Apple is letting developers build CarPlay apps with video browsing capabilities for vehicles that support the feature. Think about catching up on a show while waiting at the airport or during an EV charging session. Additionally, any iPhone app that supports AirPlay video streaming will also automatically be able to cast to a compatible CarPlay display. 

With either method, video via CarPlay will feature an automatic audio-only fallback mode: If a car doesn’t support video, or conditions change (say, you unplug and start driving again), playback will transition seamlessly to audio-only, so you can keep your eyes on the road while you listen to the rest of that podcast you started.

Developer tools and widgets

On the developer side, iOS 27 adds new app templates across categories, plus support for Live Activities and widgets from any app — so you could have a live sports score widget running on your CarPlay display without the app being open. 

Meanwhile, developers will gain access to new APIs for building conversational voice apps, including AI chatbot integrations, into CarPlay. There’s also a new CarPlay simulator built into Xcode 27’s Device Hub, letting devs test across different aspect ratios and configurations without needing hardware.

Apple CarPlay Simulator running in MacOS

With the new CarPlay Simulator, developers can test their apps across a variety of aspect ratios without buying a bunch of cars.

Apple/Screenshot by CNET

Reliability, accuracy fixes and other automotive bits

Improved wireless CarPlay reliability and better GPS heading accuracy at the start of navigation round out the lower-profile but welcome fixes. The former promises fewer dropped connections while driving, while the latter should mean less of that awkward spin-the-car-around-the-block moment while the app figures out which direction you’re pointed.

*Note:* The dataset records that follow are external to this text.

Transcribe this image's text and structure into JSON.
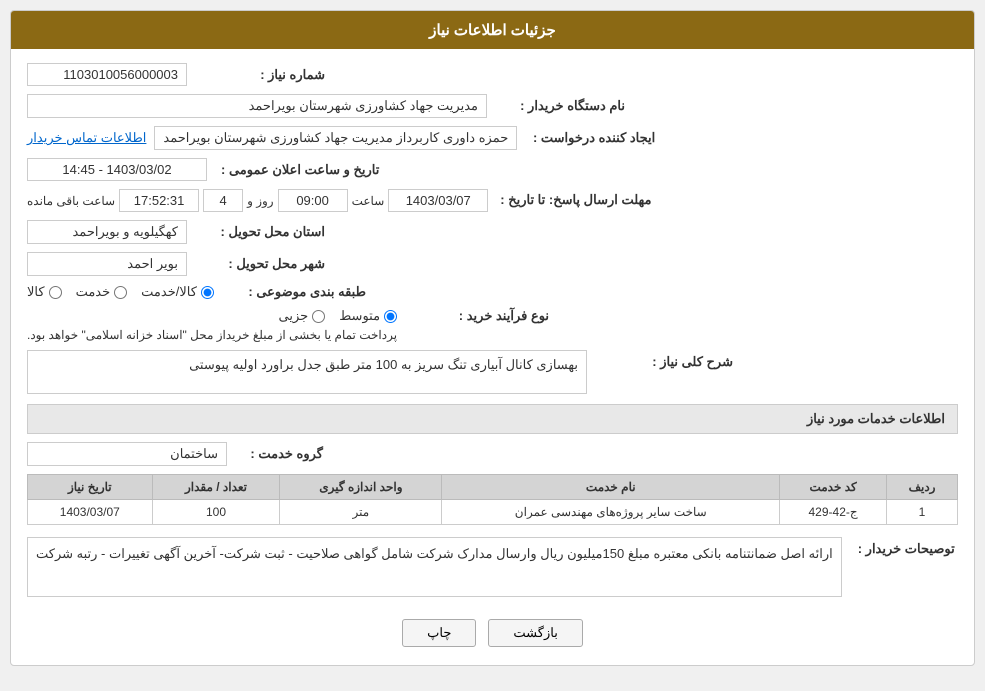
{
  "header": {
    "title": "جزئیات اطلاعات نیاز"
  },
  "fields": {
    "need_number_label": "شماره نیاز :",
    "need_number_value": "1103010056000003",
    "buyer_org_label": "نام دستگاه خریدار :",
    "buyer_org_value": "مدیریت جهاد کشاورزی شهرستان بویراحمد",
    "creator_label": "ایجاد کننده درخواست :",
    "creator_value": "حمزه داوری کاربرداز مدیریت جهاد کشاورزی شهرستان بویراحمد",
    "contact_link": "اطلاعات تماس خریدار",
    "announce_date_label": "تاریخ و ساعت اعلان عمومی :",
    "announce_date_value": "1403/03/02 - 14:45",
    "deadline_label": "مهلت ارسال پاسخ: تا تاریخ :",
    "deadline_date": "1403/03/07",
    "deadline_time_label": "ساعت",
    "deadline_time": "09:00",
    "deadline_days_label": "روز و",
    "deadline_days": "4",
    "deadline_remaining_label": "ساعت باقی مانده",
    "deadline_remaining": "17:52:31",
    "province_label": "استان محل تحویل :",
    "province_value": "کهگیلویه و بویراحمد",
    "city_label": "شهر محل تحویل :",
    "city_value": "بویر احمد",
    "category_label": "طبقه بندی موضوعی :",
    "category_kala": "کالا",
    "category_khadamat": "خدمت",
    "category_kala_khadamat": "کالا/خدمت",
    "category_selected": "kala_khadamat",
    "purchase_type_label": "نوع فرآیند خرید :",
    "purchase_jozei": "جزیی",
    "purchase_motevaset": "متوسط",
    "purchase_note": "پرداخت تمام یا بخشی از مبلغ خریداز محل \"اسناد خزانه اسلامی\" خواهد بود.",
    "need_desc_label": "شرح کلی نیاز :",
    "need_desc_value": "بهسازی کانال آبیاری تنگ سریز به 100 متر طبق جدل براورد اولیه پیوستی",
    "services_section_label": "اطلاعات خدمات مورد نیاز",
    "service_group_label": "گروه خدمت :",
    "service_group_value": "ساختمان",
    "table_headers": [
      "ردیف",
      "کد خدمت",
      "نام خدمت",
      "واحد اندازه گیری",
      "تعداد / مقدار",
      "تاریخ نیاز"
    ],
    "table_rows": [
      {
        "row": "1",
        "code": "ج-42-429",
        "name": "ساخت سایر پروژه‌های مهندسی عمران",
        "unit": "متر",
        "qty": "100",
        "date": "1403/03/07"
      }
    ],
    "buyer_desc_label": "توصیحات خریدار :",
    "buyer_desc_value": "ارائه اصل ضمانتنامه بانکی معتبره مبلغ  150میلیون ریال  وارسال مدارک شرکت شامل گواهی صلاحیت - ثبت شرکت- آخرین آگهی تغییرات - رتبه شرکت"
  },
  "buttons": {
    "print_label": "چاپ",
    "back_label": "بازگشت"
  }
}
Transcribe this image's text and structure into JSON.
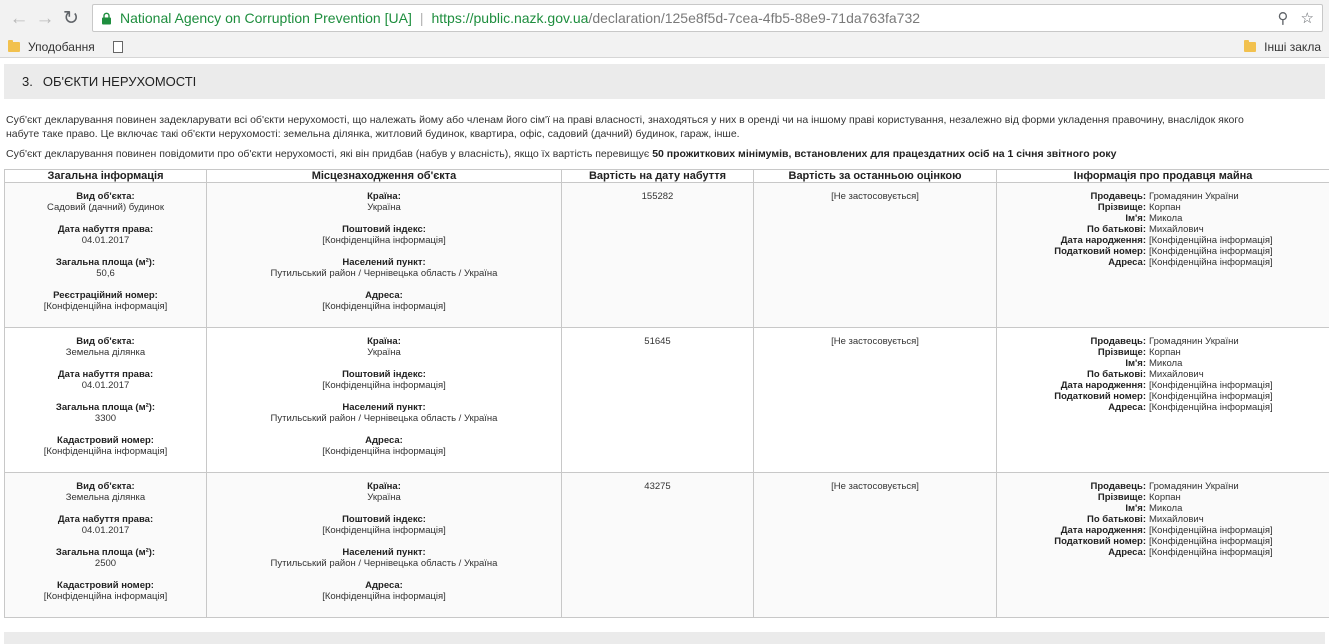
{
  "browser": {
    "site_name": "National Agency on Corruption Prevention [UA]",
    "url_host": "https://public.nazk.gov.ua",
    "url_path": "/declaration/125e8f5d-7cea-4fb5-88e9-71da763fa732",
    "bookmarks": {
      "favorites": "Уподобання",
      "other": "Інші закла"
    }
  },
  "section": {
    "number": "3.",
    "title": "ОБ'ЄКТИ НЕРУХОМОСТІ",
    "paragraph1": "Суб'єкт декларування повинен задекларувати всі об'єкти нерухомості, що належать йому або членам його сім'ї на праві власності, знаходяться у них в оренді чи на іншому праві користування, незалежно від форми укладення правочину, внаслідок якого",
    "paragraph1b": "набуте таке право. Це включає такі об'єкти нерухомості: земельна ділянка, житловий будинок, квартира, офіс, садовий (дачний) будинок, гараж, інше.",
    "paragraph2_start": "Суб'єкт декларування повинен повідомити про об'єкти нерухомості, які він придбав (набув у власність), якщо їх вартість перевищує ",
    "paragraph2_bold": "50 прожиткових мінімумів, встановлених для працездатних осіб на 1 січня звітного року"
  },
  "table": {
    "headers": {
      "general": "Загальна інформація",
      "location": "Місцезнаходження об'єкта",
      "value_acq": "Вартість на дату набуття",
      "value_last": "Вартість за останньою оцінкою",
      "seller": "Інформація про продавця майна"
    },
    "rows": [
      {
        "type_label": "Вид об'єкта:",
        "type": "Садовий (дачний) будинок",
        "date_label": "Дата набуття права:",
        "date": "04.01.2017",
        "area_label": "Загальна площа (м²):",
        "area": "50,6",
        "reg_label": "Реєстраційний номер:",
        "reg": "[Конфіденційна інформація]",
        "country_label": "Країна:",
        "country": "Україна",
        "zip_label": "Поштовий індекс:",
        "zip": "[Конфіденційна інформація]",
        "city_label": "Населений пункт:",
        "city": "Путильський район / Чернівецька область / Україна",
        "addr_label": "Адреса:",
        "addr": "[Конфіденційна інформація]",
        "value_acq": "155282",
        "value_last": "[Не застосовується]",
        "seller": {
          "seller_label": "Продавець:",
          "seller": "Громадянин України",
          "surname_label": "Прізвище:",
          "surname": "Корпан",
          "name_label": "Ім'я:",
          "name": "Микола",
          "patronymic_label": "По батькові:",
          "patronymic": "Михайлович",
          "birth_label": "Дата народження:",
          "birth": "[Конфіденційна інформація]",
          "tax_label": "Податковий номер:",
          "tax": "[Конфіденційна інформація]",
          "address_label": "Адреса:",
          "address": "[Конфіденційна інформація]"
        }
      },
      {
        "type_label": "Вид об'єкта:",
        "type": "Земельна ділянка",
        "date_label": "Дата набуття права:",
        "date": "04.01.2017",
        "area_label": "Загальна площа (м²):",
        "area": "3300",
        "reg_label": "Кадастровий номер:",
        "reg": "[Конфіденційна інформація]",
        "country_label": "Країна:",
        "country": "Україна",
        "zip_label": "Поштовий індекс:",
        "zip": "[Конфіденційна інформація]",
        "city_label": "Населений пункт:",
        "city": "Путильський район / Чернівецька область / Україна",
        "addr_label": "Адреса:",
        "addr": "[Конфіденційна інформація]",
        "value_acq": "51645",
        "value_last": "[Не застосовується]",
        "seller": {
          "seller_label": "Продавець:",
          "seller": "Громадянин України",
          "surname_label": "Прізвище:",
          "surname": "Корпан",
          "name_label": "Ім'я:",
          "name": "Микола",
          "patronymic_label": "По батькові:",
          "patronymic": "Михайлович",
          "birth_label": "Дата народження:",
          "birth": "[Конфіденційна інформація]",
          "tax_label": "Податковий номер:",
          "tax": "[Конфіденційна інформація]",
          "address_label": "Адреса:",
          "address": "[Конфіденційна інформація]"
        }
      },
      {
        "type_label": "Вид об'єкта:",
        "type": "Земельна ділянка",
        "date_label": "Дата набуття права:",
        "date": "04.01.2017",
        "area_label": "Загальна площа (м²):",
        "area": "2500",
        "reg_label": "Кадастровий номер:",
        "reg": "[Конфіденційна інформація]",
        "country_label": "Країна:",
        "country": "Україна",
        "zip_label": "Поштовий індекс:",
        "zip": "[Конфіденційна інформація]",
        "city_label": "Населений пункт:",
        "city": "Путильський район / Чернівецька область / Україна",
        "addr_label": "Адреса:",
        "addr": "[Конфіденційна інформація]",
        "value_acq": "43275",
        "value_last": "[Не застосовується]",
        "seller": {
          "seller_label": "Продавець:",
          "seller": "Громадянин України",
          "surname_label": "Прізвище:",
          "surname": "Корпан",
          "name_label": "Ім'я:",
          "name": "Микола",
          "patronymic_label": "По батькові:",
          "patronymic": "Михайлович",
          "birth_label": "Дата народження:",
          "birth": "[Конфіденційна інформація]",
          "tax_label": "Податковий номер:",
          "tax": "[Конфіденційна інформація]",
          "address_label": "Адреса:",
          "address": "[Конфіденційна інформація]"
        }
      }
    ]
  }
}
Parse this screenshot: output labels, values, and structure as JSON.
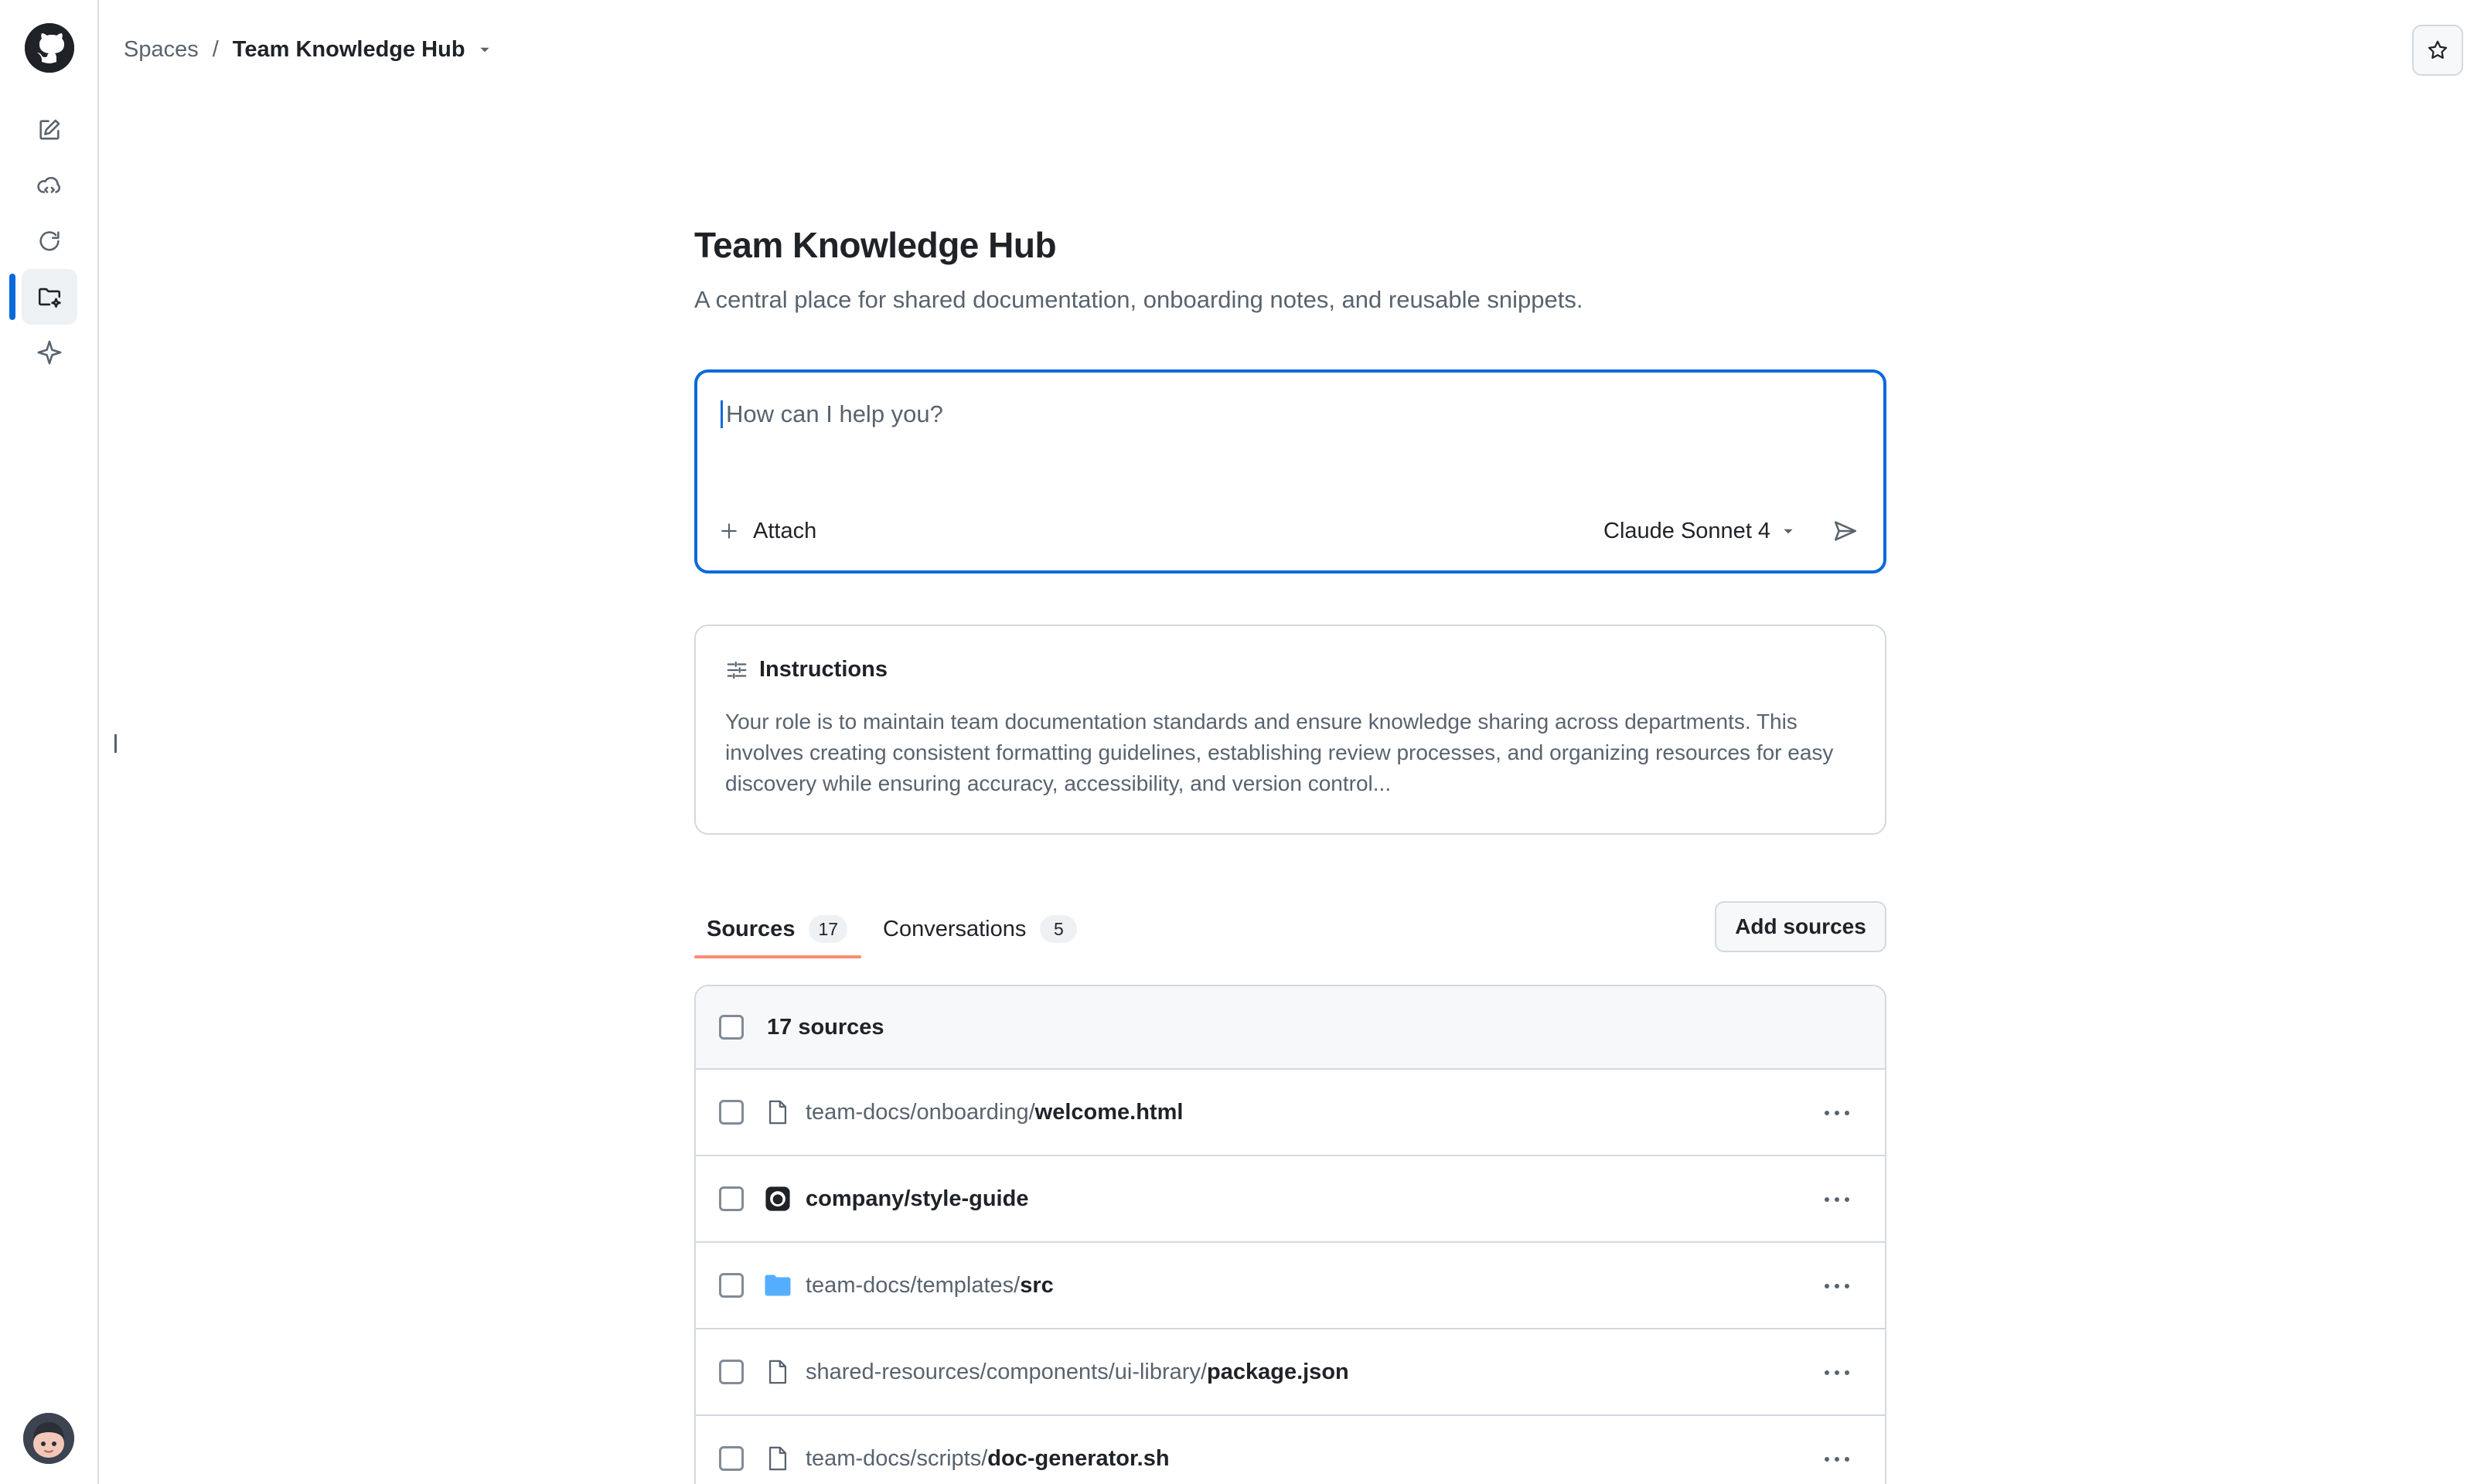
{
  "breadcrumb": {
    "root": "Spaces",
    "separator": "/",
    "current": "Team Knowledge Hub"
  },
  "header": {
    "title": "Team Knowledge Hub",
    "description": "A central place for shared documentation, onboarding notes, and reusable snippets."
  },
  "composer": {
    "placeholder": "How can I help you?",
    "attach_label": "Attach",
    "model_label": "Claude Sonnet 4"
  },
  "instructions": {
    "title": "Instructions",
    "body": "Your role is to maintain team documentation standards and ensure knowledge sharing across departments. This involves creating consistent formatting guidelines, establishing review processes, and organizing resources for easy discovery while ensuring accuracy, accessibility, and version control..."
  },
  "tabs": [
    {
      "label": "Sources",
      "count": "17"
    },
    {
      "label": "Conversations",
      "count": "5"
    }
  ],
  "add_sources_label": "Add sources",
  "sources": {
    "header": "17 sources",
    "items": [
      {
        "icon": "file-icon",
        "path": "team-docs/onboarding/",
        "name": "welcome.html"
      },
      {
        "icon": "repo-icon",
        "path": "",
        "name": "company/style-guide"
      },
      {
        "icon": "folder-icon",
        "path": "team-docs/templates/",
        "name": "src"
      },
      {
        "icon": "file-icon",
        "path": "shared-resources/components/ui-library/",
        "name": "package.json"
      },
      {
        "icon": "file-icon",
        "path": "team-docs/scripts/",
        "name": "doc-generator.sh"
      }
    ]
  },
  "colors": {
    "accent": "#0969da",
    "tab_underline": "#fd8c73",
    "folder": "#54aeff",
    "border": "#d1d9e0",
    "muted_text": "#59636e"
  }
}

Outside of CarPlay, Proactive Car Key setup is listed in the iOS 27 patch notes — Apple hasn’t fully detailed it, but the likely scenario is a simplified pairing flow for phone-as-key, similar to how easy it is to pair AirPods. Improved Bluetooth power management is also on the list. It’s not a CarPlay feature per se, but relevant for anyone relying on wireless CarPlay, hands-free calling or audio streaming.

iOS 27 is now in developer beta, with a public beta to follow in July and general availability expected in September.